It was the old pressure.
In my mind, I glimpsed the reflection of my ten-year-old self standing alone in a window.
I threw the patch on the floor, hooked a finger under the hair ties around my wrist, stretched them out, and snapped them back against my skin. The familiar sting eased the pressure, but the cramps in my belly and the jackhammering pain in my head quickly returned.
I pulled the hair ties back as far as I could to try again, but before I could let go, Angela’s band started to play. The distant rumble washed over me and with it a different memory arose.
Chuey had invited me over after a library session. I’d shown up with a face full of bruises—got in a lot of fights back then, and frankly didn’t care. He led me down into his moldy basement, where his family’s wet laundry hung from crisscrossing clotheslines. We’d sat there with three other guys listening to Judas Priest, Pantera, and countless other bands. I’d never met any of the other kids, but from that first moment, as we struggled to explain the raw power of the music to each other, we became friends. I grew to love the smell of wet laundry. And the music somehow relieved the pressure that had begun when Mama left.
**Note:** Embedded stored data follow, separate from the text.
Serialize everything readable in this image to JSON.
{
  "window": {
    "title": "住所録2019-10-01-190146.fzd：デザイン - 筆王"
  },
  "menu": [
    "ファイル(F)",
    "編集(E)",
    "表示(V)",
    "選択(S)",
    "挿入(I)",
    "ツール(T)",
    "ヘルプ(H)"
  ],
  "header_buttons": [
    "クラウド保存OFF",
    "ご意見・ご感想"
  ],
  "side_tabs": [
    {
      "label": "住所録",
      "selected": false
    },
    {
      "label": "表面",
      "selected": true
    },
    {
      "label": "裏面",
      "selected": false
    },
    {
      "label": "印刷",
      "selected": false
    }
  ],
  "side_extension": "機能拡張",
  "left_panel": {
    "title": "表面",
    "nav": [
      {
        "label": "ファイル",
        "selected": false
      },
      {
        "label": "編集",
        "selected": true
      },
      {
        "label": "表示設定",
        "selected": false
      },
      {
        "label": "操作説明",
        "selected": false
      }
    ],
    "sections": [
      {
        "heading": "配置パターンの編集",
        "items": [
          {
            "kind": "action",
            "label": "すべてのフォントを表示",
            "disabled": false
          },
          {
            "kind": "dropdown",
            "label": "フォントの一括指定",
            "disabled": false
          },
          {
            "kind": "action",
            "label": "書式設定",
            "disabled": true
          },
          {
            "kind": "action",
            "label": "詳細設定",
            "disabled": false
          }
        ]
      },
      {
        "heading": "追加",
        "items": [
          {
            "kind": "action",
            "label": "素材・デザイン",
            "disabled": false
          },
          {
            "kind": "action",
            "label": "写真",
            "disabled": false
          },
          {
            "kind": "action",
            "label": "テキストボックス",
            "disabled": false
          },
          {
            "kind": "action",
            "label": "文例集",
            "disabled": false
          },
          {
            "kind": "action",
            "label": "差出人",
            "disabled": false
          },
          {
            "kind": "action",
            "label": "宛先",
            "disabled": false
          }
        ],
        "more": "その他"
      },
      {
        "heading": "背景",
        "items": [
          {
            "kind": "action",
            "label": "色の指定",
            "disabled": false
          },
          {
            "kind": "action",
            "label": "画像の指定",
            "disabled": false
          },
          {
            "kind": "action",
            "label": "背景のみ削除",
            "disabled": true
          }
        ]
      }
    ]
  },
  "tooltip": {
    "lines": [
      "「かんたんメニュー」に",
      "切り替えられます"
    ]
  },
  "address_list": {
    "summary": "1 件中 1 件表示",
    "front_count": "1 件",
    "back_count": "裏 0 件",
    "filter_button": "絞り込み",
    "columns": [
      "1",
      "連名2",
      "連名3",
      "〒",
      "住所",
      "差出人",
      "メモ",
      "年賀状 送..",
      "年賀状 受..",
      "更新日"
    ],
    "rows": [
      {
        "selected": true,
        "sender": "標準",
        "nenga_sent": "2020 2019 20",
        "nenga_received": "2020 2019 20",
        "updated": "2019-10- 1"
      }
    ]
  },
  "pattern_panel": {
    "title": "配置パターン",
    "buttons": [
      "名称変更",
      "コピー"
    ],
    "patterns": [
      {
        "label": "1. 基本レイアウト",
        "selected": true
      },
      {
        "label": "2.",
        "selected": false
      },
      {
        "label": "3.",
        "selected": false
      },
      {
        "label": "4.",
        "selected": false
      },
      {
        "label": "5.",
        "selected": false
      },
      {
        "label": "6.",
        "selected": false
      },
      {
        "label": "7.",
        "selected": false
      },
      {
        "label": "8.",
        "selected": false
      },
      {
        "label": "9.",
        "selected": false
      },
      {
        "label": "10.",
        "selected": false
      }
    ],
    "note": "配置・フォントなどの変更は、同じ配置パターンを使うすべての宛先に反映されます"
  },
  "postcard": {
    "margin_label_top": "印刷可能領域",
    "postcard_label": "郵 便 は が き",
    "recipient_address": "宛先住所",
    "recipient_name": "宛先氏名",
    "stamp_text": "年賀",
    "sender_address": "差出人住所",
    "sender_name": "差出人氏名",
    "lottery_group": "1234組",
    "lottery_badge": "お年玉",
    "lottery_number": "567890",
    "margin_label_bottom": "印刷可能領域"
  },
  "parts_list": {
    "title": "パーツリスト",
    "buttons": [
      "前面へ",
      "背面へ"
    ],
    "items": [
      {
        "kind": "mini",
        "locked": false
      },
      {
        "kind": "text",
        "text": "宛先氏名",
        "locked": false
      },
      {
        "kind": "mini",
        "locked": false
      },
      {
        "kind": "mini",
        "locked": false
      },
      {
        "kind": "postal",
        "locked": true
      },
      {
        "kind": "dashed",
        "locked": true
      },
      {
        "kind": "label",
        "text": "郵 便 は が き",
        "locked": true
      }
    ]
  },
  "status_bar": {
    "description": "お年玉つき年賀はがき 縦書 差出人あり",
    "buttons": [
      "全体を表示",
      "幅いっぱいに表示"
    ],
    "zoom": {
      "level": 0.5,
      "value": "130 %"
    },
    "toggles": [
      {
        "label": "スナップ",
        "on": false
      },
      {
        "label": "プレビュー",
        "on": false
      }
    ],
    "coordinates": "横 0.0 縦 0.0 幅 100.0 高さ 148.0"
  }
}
It worked better when the music was live, better still when I was performing songs of my own. But when I couldn’t get some music in my ears, I had the hair ties. Both were miracles compared to what I’d done to cope in those first few years after she was gone. I didn’t like to think about that time in my life. But damned if Chuey hadn’t saved me from all that, too.
Just then, the door opened and Henry slipped in, a grace in his step that belied his seventy-plus years. With Angela’s music in my head, the pressure began to recede, and I eased the elastic ties back down.
Henry draped his rag over his shoulder. “I had a feeling you’d get through to her. Thank you, Jack.”
I gestured at the photos on the wall. “Nothing you haven’t done a thousand times.”
Henry came and sat down beside me on the grimy old couch and gently placed his hand on the cluster of hair ties on my wrist. “Well, the pair of you have something more in common, don’t you?”
His big, steady hands were always a comfort.
He smiled. “Make any progress on your third verse?”
He was talking about “They Always Go Away.” How many variations had I tried? It’s hard to sum up your runaway mother in a few lines. I’d finished a version the Hounds could play live—the version everyone knew. But it wasn’t right. The third verse was missing . . . something.
“A little,” I answered.
“Let’s have it, then.” Henry gently squeezed my wrist and let go, sitting back to listen.
I let out with the first few verses—my father pushing me away, the death of my brother Dan—those hadn’t changed in years. Then I skipped
the chorus and hesitantly started the third verse. The one about Mama leaving. About watching from the front-room window as the sound of her car engine faded down the street, the house suddenly becoming so damned quiet.
Halfway through I stopped, the anger still churning inside me. “Words aren’t there yet.”
Henry nodded. “If you don’t mind my saying, the melody sounds a bit too nostalgic. Almost as if you’re not going deep enough.”
I stared at the ceiling for a minute while Henry’s words bounced around in my head. He’d nailed it. Other than Chuey, Henry was the only one I’d told this story, but neither of them knew everything. And nostalgia was definitely not the right sound for it.
“Such an important song, Jack,” he added. “Important songs can hurt.
But don’t you give up on it.”
Angela’s music was thrumming through the walls now, rattling the pictures, and easing the last of the pressure behind my eyes.
Henry pointed at one of the jouncing photos. “What a great night that was.” The picture was of the Hounds’ first gig at the Iron Horse. It’d been taken from the stage with the audience behind us. There were only a dozen people in the crowd, but Henry mugged for the camera like he’d just discovered the Who.
Seeing the guys felt like four divorces all at once. “That’s over now.” “They give you a reason?”
“Said I was always putting other things ahead of the band.”
Henry scrubbed his chin. “What would make you do such a thing?”
I shrugged. “Anyway, they’ve hired a management company to ‘get things back on track.’ Turns out the company has a singer already under contract.”
Henry sighed. “So, they wanted to make the change before the Hounds open at the festival next week.”
No Sabbath story for me. “A few labels are gonna be there to check them out.” I scanned the countless band photos on the wall. “I’ve been at this for almost twenty years, Henry. This was my shot . . . Some people are doctors, others build things with their hands. But me? This is all I’ve ever wanted. It’s all I know.”